NOPE presentation comes to Robinson


Photo M. McClintock

This board was the center of attention during the assembly, honoring local victims of drug addiction.

Macy McClintock, Managing Editor

As juniors filed into the auditorium on Wednesday, Feb. 13, they were handed a pamphlet that read, “Only one time could kill you” in big letters. A picture of high school boys carrying a coffin was plastered right beneath the words. The inside of the pamphlet was filled with stories of teenagers who have died from drug overdose.

The NOPE Task Force (Narcotics Overdose Prevention & Education) presented on the dangers of drug addiction during a special assembly only for the Robinson juniors. The presentation included speakers Officer Mark Holloway, who is the student resource officer at Plant High School, NOPE! committee member Rhonda Campagna and family speaker Lynn Knowles, whose daughter passed away from an overdose at 23-years old.

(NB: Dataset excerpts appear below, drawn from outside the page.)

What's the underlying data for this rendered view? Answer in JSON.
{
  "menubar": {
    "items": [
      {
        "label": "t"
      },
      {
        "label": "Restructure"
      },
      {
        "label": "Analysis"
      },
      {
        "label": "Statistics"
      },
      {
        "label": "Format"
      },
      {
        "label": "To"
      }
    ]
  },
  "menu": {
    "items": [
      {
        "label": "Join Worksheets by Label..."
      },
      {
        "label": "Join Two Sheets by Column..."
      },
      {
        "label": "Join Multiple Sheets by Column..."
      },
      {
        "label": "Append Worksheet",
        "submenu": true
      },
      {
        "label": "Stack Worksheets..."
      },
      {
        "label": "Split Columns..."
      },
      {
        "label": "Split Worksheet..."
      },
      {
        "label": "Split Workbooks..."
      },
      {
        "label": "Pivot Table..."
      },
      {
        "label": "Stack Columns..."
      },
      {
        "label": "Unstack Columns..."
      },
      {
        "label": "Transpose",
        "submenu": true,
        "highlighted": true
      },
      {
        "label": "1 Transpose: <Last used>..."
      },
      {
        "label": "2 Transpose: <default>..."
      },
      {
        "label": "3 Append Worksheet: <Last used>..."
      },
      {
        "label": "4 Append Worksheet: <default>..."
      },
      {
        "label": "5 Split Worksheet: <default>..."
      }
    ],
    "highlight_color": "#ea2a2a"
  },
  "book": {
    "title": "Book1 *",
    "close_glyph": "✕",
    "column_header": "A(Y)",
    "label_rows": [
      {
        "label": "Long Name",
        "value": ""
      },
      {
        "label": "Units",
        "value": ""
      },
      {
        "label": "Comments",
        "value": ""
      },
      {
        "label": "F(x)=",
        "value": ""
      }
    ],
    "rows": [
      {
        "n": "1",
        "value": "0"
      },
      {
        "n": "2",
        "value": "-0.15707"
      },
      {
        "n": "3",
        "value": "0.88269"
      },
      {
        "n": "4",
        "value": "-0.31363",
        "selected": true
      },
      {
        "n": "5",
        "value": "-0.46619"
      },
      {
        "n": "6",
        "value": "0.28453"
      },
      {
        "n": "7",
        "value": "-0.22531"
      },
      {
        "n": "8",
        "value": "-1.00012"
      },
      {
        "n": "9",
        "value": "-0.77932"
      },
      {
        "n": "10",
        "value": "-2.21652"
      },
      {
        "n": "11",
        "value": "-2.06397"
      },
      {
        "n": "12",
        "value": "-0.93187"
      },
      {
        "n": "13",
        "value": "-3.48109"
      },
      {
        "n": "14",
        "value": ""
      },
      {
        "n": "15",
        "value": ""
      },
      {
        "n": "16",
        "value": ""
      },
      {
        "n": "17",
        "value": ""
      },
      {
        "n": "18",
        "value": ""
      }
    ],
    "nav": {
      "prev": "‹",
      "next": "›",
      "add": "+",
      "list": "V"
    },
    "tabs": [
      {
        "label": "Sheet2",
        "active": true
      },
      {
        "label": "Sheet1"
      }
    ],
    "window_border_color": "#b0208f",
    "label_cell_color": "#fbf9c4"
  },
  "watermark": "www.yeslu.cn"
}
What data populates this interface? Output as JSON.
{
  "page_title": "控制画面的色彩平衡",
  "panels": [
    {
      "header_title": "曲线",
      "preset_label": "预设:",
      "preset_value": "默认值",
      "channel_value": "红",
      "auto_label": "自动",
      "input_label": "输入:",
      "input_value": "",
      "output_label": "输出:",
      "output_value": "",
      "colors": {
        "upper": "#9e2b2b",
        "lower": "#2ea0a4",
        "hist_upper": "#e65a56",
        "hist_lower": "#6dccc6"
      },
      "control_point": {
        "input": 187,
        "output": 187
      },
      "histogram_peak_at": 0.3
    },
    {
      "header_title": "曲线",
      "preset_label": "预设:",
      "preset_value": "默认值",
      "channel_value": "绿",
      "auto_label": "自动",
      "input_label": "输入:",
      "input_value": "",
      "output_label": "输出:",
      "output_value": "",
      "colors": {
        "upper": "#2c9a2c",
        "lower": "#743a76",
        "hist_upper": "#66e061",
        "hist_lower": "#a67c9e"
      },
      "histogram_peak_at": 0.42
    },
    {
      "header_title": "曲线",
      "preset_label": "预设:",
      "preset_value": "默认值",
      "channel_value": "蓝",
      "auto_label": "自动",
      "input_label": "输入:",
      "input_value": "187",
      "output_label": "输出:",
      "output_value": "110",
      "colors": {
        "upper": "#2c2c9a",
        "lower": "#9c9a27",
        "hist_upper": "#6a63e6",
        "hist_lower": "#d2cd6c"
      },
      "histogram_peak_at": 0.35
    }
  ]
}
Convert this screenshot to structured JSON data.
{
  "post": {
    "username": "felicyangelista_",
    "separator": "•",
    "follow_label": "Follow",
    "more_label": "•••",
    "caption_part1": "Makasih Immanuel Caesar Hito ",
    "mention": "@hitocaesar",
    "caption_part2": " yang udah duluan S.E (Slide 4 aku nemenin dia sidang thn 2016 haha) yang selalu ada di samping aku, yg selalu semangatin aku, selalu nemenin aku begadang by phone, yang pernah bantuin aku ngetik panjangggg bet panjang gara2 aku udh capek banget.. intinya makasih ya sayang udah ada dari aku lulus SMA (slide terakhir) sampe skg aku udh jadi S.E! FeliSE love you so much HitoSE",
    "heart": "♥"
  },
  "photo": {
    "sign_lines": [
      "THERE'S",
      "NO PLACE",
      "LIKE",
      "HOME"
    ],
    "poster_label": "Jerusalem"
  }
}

“Life is about choices— these choices aren’t always about you,” Officer Holloway said. “These choices you make have everlasting consequences on the people you love and the people that love you.”

Every day in the United States, approximately 129 people die due to drug overdoses. It is the leading cause of death for people under the age of 50.

The presentation highlighted the lives of 14 local teens who passed away due to drug overdose. These teens included middle schoolers, an Alonso senior and Plant senior Katie Golden, who died in 2017 from drug overdose a week after her senior prom.

Her prom pictures were plastered on the auditorium stage as speakers emphasized that it only takes one time.

Campagna expressed the importance of the Good Samaritan Law, which offers legal protection to people who give reasonable assistance to others in danger. The law is intended to reduce bystanders’ hesitance to react when a situation involving drugs, alcohol or other substances occurs.

Knowles spoke about her deceased, 23-year old daughter, Jamie Godette Church. Jamie fell into drug addiction in middle school and went through multiple rounds of rehabilitation up until her death.

Knowles now travels around Hillsborough County sharing Jamie’s story with other students, hoping that they won’t end up like her daughter.

“My life will never be the same. I didn’t get to see her again until she was in the coffin,” Knowles said as tears ran down her face. “I only have the memories.”

Jamie partied frequently with nine other girls. All 10 of them drank, smoked pot and took unprescribed medication.

Today, three of her friends are dead, two are in prison for attempts of stealing drugs and three fight the addiction every day.

“Imagine your mom up here telling your story,” Knowles said. “It’s not worth it.”

The auditorium quickly filled with tears as Knowles spoke and as the assembly took an emotional approach to the issue that teens face.

“[The presentation] made students more aware of the consequences of drugs and alcohol on their family and people they might not consider when partaking in these actions,” Sophia Krinos (’19), who attended the conference, said. “Whenever I might be influenced by peer pressure, I will consider the consequences because I don’t want to hurt my family or friends.”